Le nouveau roi d’Espagne, un peu plus ferme ou aussi mou que toujours ?

Écrivain et journaliste espagnol
El Manifiesto
 

Lorsque l’identité même d’un pays s’estompe, lorsque le sentiment d’appartenance collective s’effrite, lorsque des régions de ce même pays sont, de surcroît, sur le point de faire sécession, bref, lorsqu’un pays dépérit de la sorte, c’est alors qu’une institution comme la monarchie pourrait galvaniser sa volonté d’être, de perdurer.

En est-il ainsi, de cette Espagne dont j’étais en train de parler, même si la perte d’identité collective, d’appartenance historique est un fléau propre à la plupart de nos pays globalisés ? La monarchie, cette institution qui n’a aujourd’hui d’autre sens que symbolique, peut-elle devenir en Espagne le symbole affermissant l’identité de la patrie en péril ?

La Couronne espagnole pourrait, certes, devenir un tel symbole, mais encore faudrait-il qu’elle le voulût. Encore faudrait-il que, face à des « sujets » qui ne veulent surtout pas entendre parler de symboles, de gloire, d’enracinement dans l’histoire… Felipe VI, le nouveau roi aujourd’hui proclamé (en Espagne, curieusement, on n’a jamais sacré les rois) 1, n’adoptât pas le profil bas qui a été celui de son père… et qui semblait bien être également le sien.

Les présages étaient on ne peut plus sombres. La cérémonie de proclamation du nouveau roi allait être marquée par une austérité si mesquine, par une banalité si plate qu’elle en devenait presque vulgaire. Tout signe devait être banni, qui pût rappeler des choses aussi « politiquement incorrectes » qu’élévation, grandeur, majesté…
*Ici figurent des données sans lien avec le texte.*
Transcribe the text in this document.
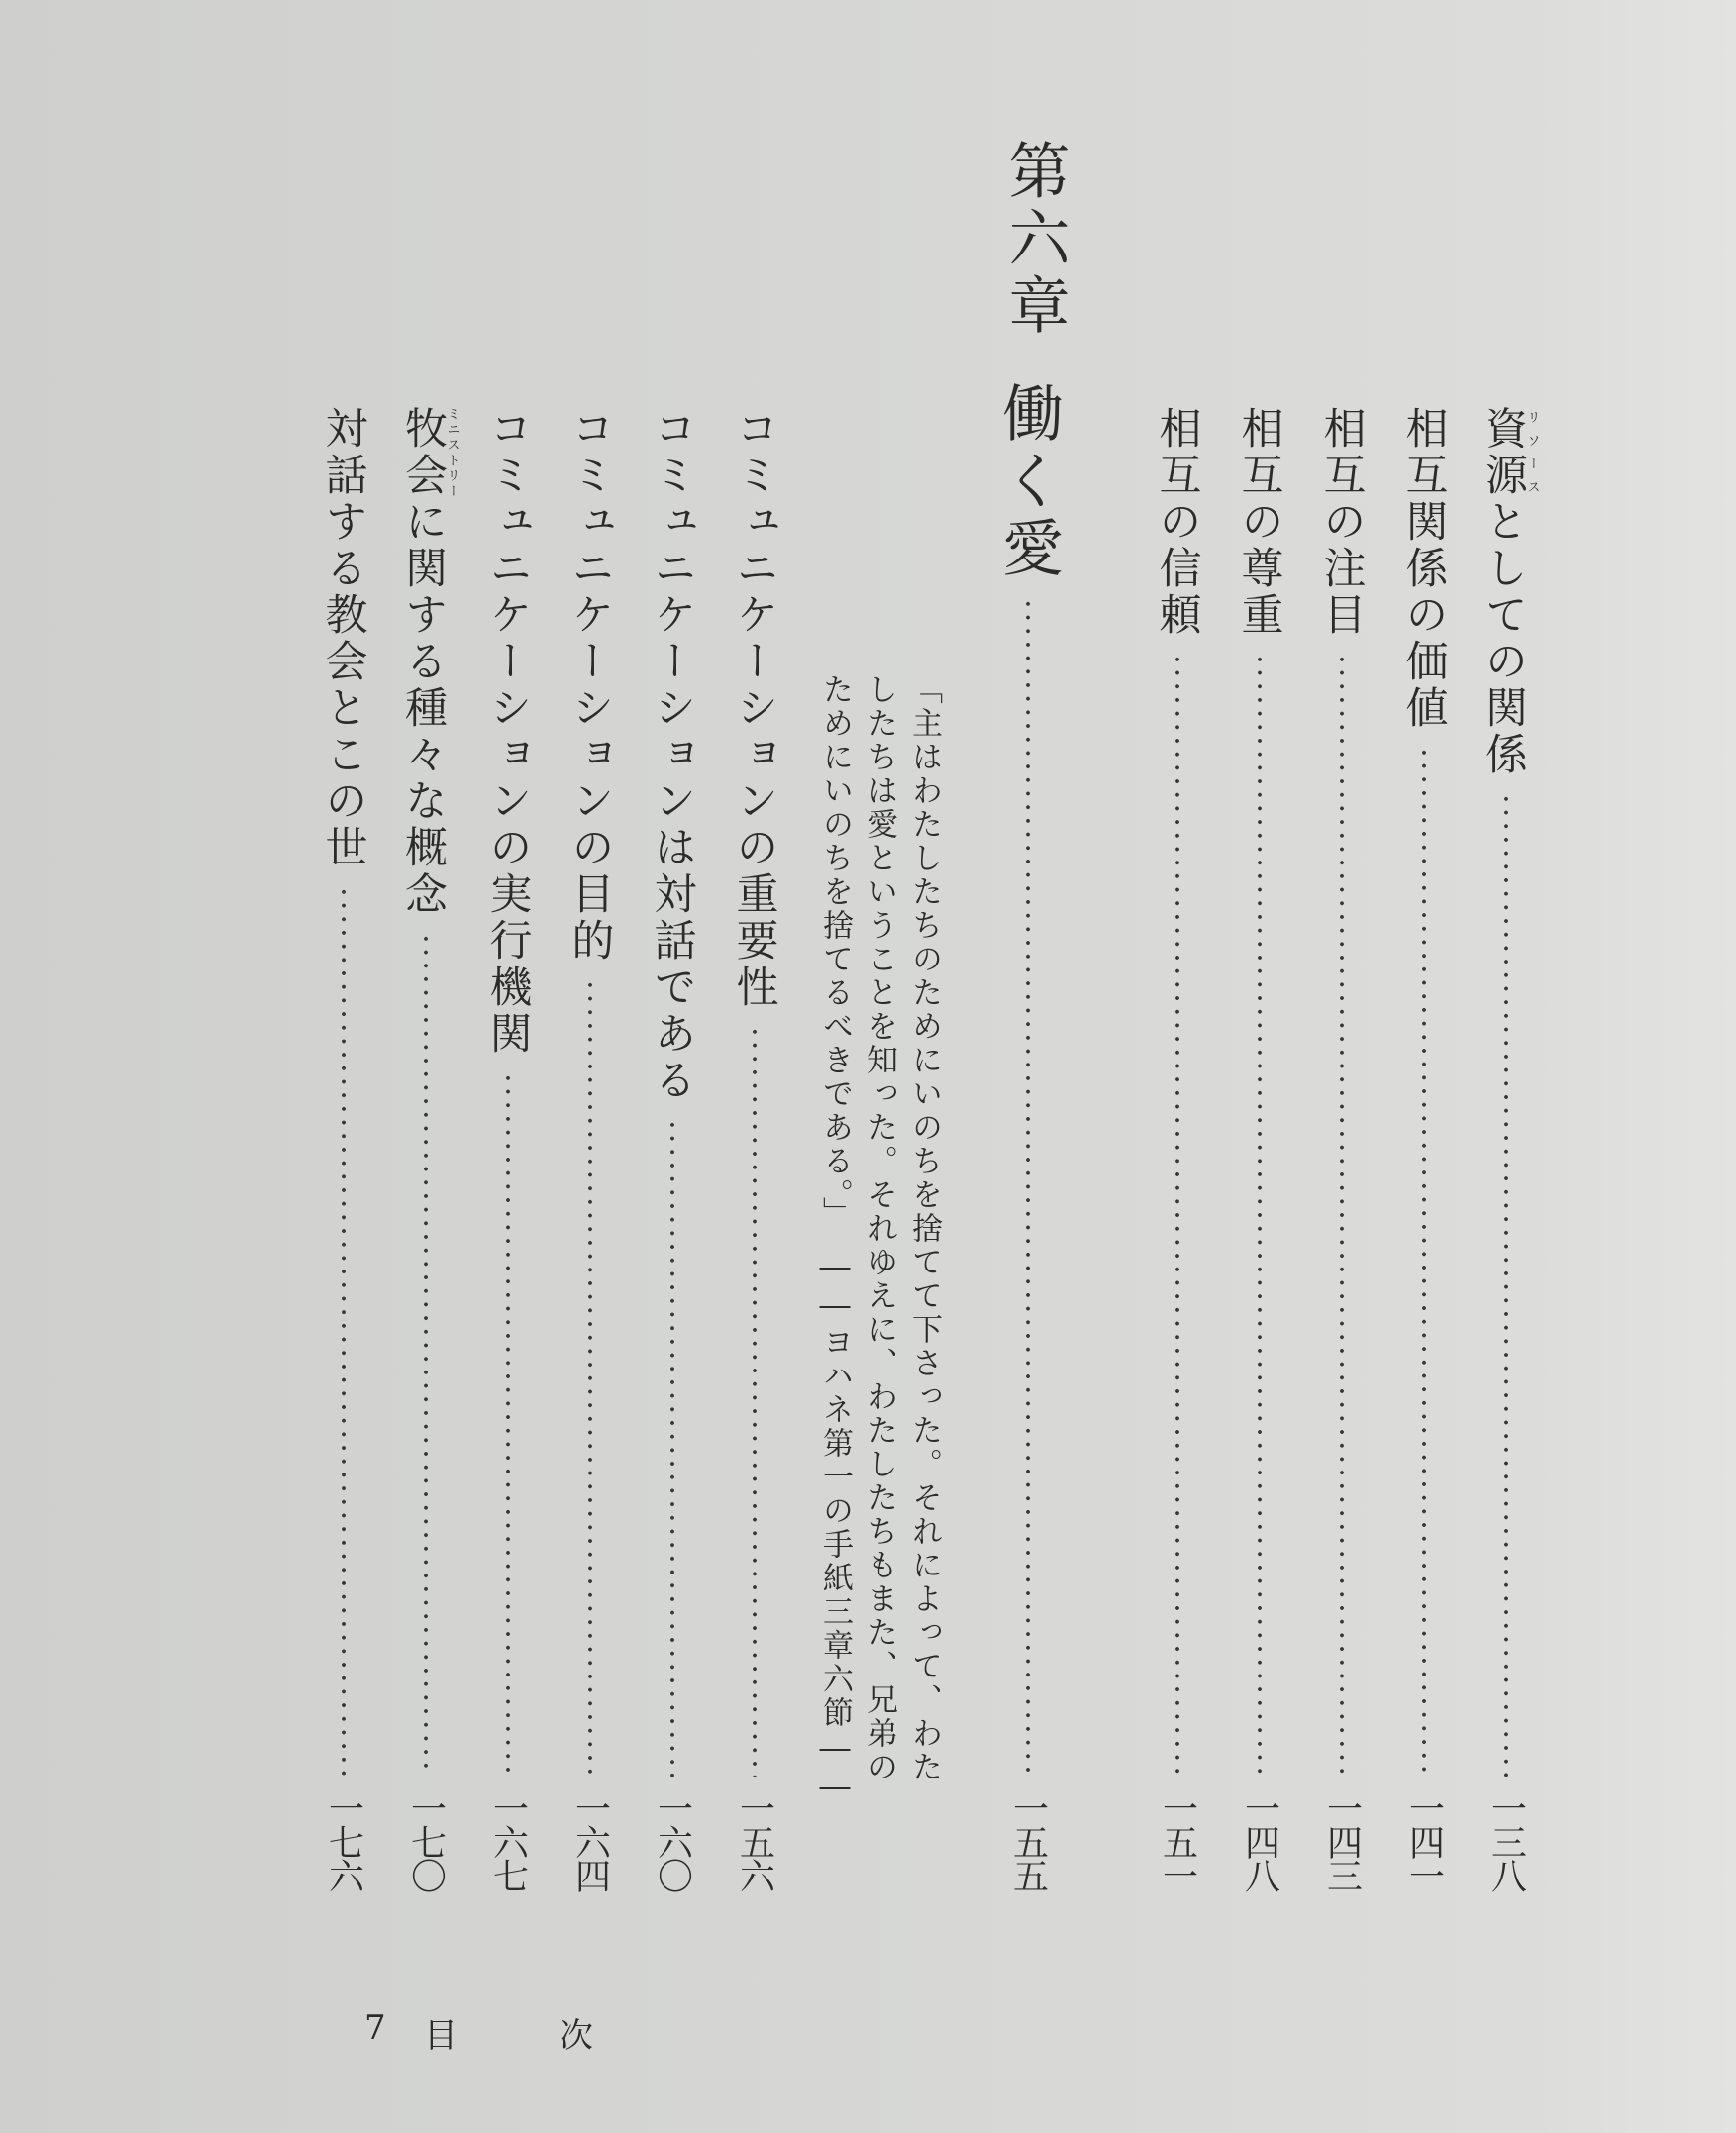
資源リソースとしての関係
一三八
相互関係の価値
一四一
相互の注目
一四三
相互の尊重
一四八
相互の信頼
一五一
第六章
働く愛
一五五
「主はわたしたちのためにいのちを捨てて下さった。それによって、わた
したちは愛ということを知った。それゆえに、わたしたちもまた、兄弟の
ためにいのちを捨てるべきである。」　――ヨハネ第一の手紙三章六節――
コミュニケーションの重要性
一五六
コミュニケーションは対話である
一六〇
コミュニケーションの目的
一六四
コミュニケーションの実行機関
一六七
牧会ミニストリーに関する種々な概念
一七〇
対話する教会とこの世
一七六
7 目	次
De tels présages se sont-ils finalement accomplis ? Oui et non à la fois. Ils se sont évidemment accomplis (comment un roi oserait-il jamais s’attaquer à la bien-pensance contemporaine ?). Mais il faut avouer aussi que l’aplatissement des rites, l’affadissement des symboles ont été finalement d’une envergure moindre que prévue. C’est ainsi que si tout signe religieux a été très soigneusement écarté, si aucun monarque étranger n’a non plus été invité, il a été quand même permis que la foule, qui remplissait très nombreuse les rues de Madrid, puisse acclamer le roi qui, contrairement aux prévisions, avançait entouré de sa garde à cheval, se tenant gaillardement debout sur une voiture découverte.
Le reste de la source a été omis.